Building a new hotel isn’t a solution for relieving the housing crisis in Santa Barbara, she said. The city is considering developing more rental units to accommodate state mandates and the future.
“We don’t have a hotel room shortage,” Schwartz said. “Statewide, we have a housing crisis. What is our role? Where is the leadership?”
Schwartz’s said her No. 1 goal is to get housing projects approved and constructed.
She acknowledged transient-occupancy taxes and sales taxes are important, but these do “not overshadow the desperate need and the moral imperative to get housing built. Building hotels and adding to hotel rooms is not a moral imperative.”
Trish Allen of Suzanne Elledge Planning & Permitting Services, Inc. offered brief opening remarks.
“I’m aware of the community concerns,” Allen said. “I share those same concerns… in terms of continuing to produce and emphasize housing production in our community.”
Commissioner Lesley Wiscomb said she has “huge” concerns with the project. The city doesn’t need big hotel rooms and roof decks that only serve hotel patrons, she said.
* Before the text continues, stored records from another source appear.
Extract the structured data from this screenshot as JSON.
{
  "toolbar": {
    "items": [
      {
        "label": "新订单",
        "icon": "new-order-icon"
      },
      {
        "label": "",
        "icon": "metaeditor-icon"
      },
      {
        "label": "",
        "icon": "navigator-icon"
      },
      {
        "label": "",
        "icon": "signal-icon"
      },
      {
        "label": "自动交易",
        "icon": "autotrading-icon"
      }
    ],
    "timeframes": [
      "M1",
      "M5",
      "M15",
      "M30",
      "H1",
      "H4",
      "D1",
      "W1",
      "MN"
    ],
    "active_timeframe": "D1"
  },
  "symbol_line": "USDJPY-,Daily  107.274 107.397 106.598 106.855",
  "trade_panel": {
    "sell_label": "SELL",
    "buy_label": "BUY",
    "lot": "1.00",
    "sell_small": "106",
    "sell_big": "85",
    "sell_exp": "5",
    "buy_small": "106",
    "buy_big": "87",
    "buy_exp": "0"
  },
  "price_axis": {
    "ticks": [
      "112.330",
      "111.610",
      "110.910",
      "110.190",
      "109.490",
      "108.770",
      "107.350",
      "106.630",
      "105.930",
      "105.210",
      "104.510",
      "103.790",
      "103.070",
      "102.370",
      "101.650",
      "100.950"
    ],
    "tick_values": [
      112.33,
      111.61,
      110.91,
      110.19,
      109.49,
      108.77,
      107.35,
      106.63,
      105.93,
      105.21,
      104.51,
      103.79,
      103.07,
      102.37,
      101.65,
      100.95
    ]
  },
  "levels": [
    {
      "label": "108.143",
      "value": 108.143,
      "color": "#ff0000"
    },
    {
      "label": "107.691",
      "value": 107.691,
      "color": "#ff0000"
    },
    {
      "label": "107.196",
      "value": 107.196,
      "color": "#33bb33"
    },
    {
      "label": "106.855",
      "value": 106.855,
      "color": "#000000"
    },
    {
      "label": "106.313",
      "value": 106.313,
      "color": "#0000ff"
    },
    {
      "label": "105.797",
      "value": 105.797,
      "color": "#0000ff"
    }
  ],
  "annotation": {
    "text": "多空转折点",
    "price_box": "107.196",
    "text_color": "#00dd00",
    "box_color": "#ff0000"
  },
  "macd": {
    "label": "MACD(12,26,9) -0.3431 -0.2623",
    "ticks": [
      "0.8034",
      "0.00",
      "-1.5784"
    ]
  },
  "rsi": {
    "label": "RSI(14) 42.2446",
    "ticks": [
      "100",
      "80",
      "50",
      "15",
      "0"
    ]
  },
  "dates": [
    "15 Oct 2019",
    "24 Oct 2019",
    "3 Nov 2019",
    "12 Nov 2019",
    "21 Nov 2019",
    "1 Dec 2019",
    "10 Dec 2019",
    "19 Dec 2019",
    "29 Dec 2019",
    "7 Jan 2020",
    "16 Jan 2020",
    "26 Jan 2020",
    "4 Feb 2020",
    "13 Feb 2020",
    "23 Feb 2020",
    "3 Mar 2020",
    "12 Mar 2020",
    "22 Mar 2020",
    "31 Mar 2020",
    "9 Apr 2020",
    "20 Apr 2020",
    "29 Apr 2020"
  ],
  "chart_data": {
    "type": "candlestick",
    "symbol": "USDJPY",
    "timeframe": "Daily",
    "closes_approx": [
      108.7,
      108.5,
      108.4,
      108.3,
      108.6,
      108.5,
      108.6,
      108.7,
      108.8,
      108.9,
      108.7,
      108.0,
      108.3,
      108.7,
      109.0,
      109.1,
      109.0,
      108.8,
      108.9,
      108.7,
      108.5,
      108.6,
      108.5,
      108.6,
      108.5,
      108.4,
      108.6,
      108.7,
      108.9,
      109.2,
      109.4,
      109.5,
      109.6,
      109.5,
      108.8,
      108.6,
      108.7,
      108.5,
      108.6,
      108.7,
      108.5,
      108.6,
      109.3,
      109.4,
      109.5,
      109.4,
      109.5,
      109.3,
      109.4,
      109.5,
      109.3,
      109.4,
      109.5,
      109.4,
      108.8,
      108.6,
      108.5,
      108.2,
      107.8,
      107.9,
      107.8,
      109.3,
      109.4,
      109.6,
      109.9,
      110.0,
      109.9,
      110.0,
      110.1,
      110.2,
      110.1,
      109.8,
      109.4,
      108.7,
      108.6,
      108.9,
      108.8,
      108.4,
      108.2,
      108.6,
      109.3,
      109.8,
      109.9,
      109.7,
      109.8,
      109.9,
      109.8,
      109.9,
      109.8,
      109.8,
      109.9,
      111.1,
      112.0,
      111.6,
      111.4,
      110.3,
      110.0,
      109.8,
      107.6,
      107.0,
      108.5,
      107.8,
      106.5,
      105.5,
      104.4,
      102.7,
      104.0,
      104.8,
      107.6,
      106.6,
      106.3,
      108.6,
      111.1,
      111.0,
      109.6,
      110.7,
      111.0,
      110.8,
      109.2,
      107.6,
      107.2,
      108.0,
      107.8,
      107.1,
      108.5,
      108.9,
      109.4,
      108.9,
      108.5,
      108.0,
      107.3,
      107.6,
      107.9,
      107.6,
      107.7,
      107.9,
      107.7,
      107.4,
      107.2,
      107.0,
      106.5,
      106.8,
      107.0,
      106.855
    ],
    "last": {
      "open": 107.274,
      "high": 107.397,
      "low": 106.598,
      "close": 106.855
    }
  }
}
She didn’t want the hotel becoming apartments for college students. Santa Barbara City College is located less than a mile away from the hotel.
The room layout mirrors a dormitory-style layout, Wiscomb said.
“This is suspiciously looking like an orange when it’s supposed to be an apple,” she said.
“It seems it’s a hotel project that possibly will go residential with college students,” she continued. “I have to be honest about that.”
Wiscomb suggests the applicant meet with concerned residents and work together.
During the public comment period, about 10 people took to the podium to oppose the project. Everyone who spoke urged the commission to deny the proposed hotel, citing impacts to surrounding neighbors, parking problems, traffic congestion, noise, sea-level rise, air quality, and other worries.
“You have a room full of people opposed to this project,” Wiscomb told project planners. “Find out what their concerns are and work with them.”
Activist Anna Marie Gott said the project destroys four “truly affordable” housing units and creates low-wage service jobs in the tourism sector.
Resident Mary Turley, a member of Allied Neighborhoods Association of Santa Barbara, said the design of the project doesn’t belong. The project’s mass, bulk and scale are “out of character” with the area.
“The proposed building design is better suited to Newport Beach (California) than the centuries-old heart of an area of classic California cottages, Spanish-style homes and hotels, as well as some Mission (revival) and Pueblo (revival) style buildings close by,” Turley said. “This area could use some improvements, yet this isn’t the right one.
Members of the Architectural Board of Review examined the design of the project eight times, according to city planner Kathleen Kennedy.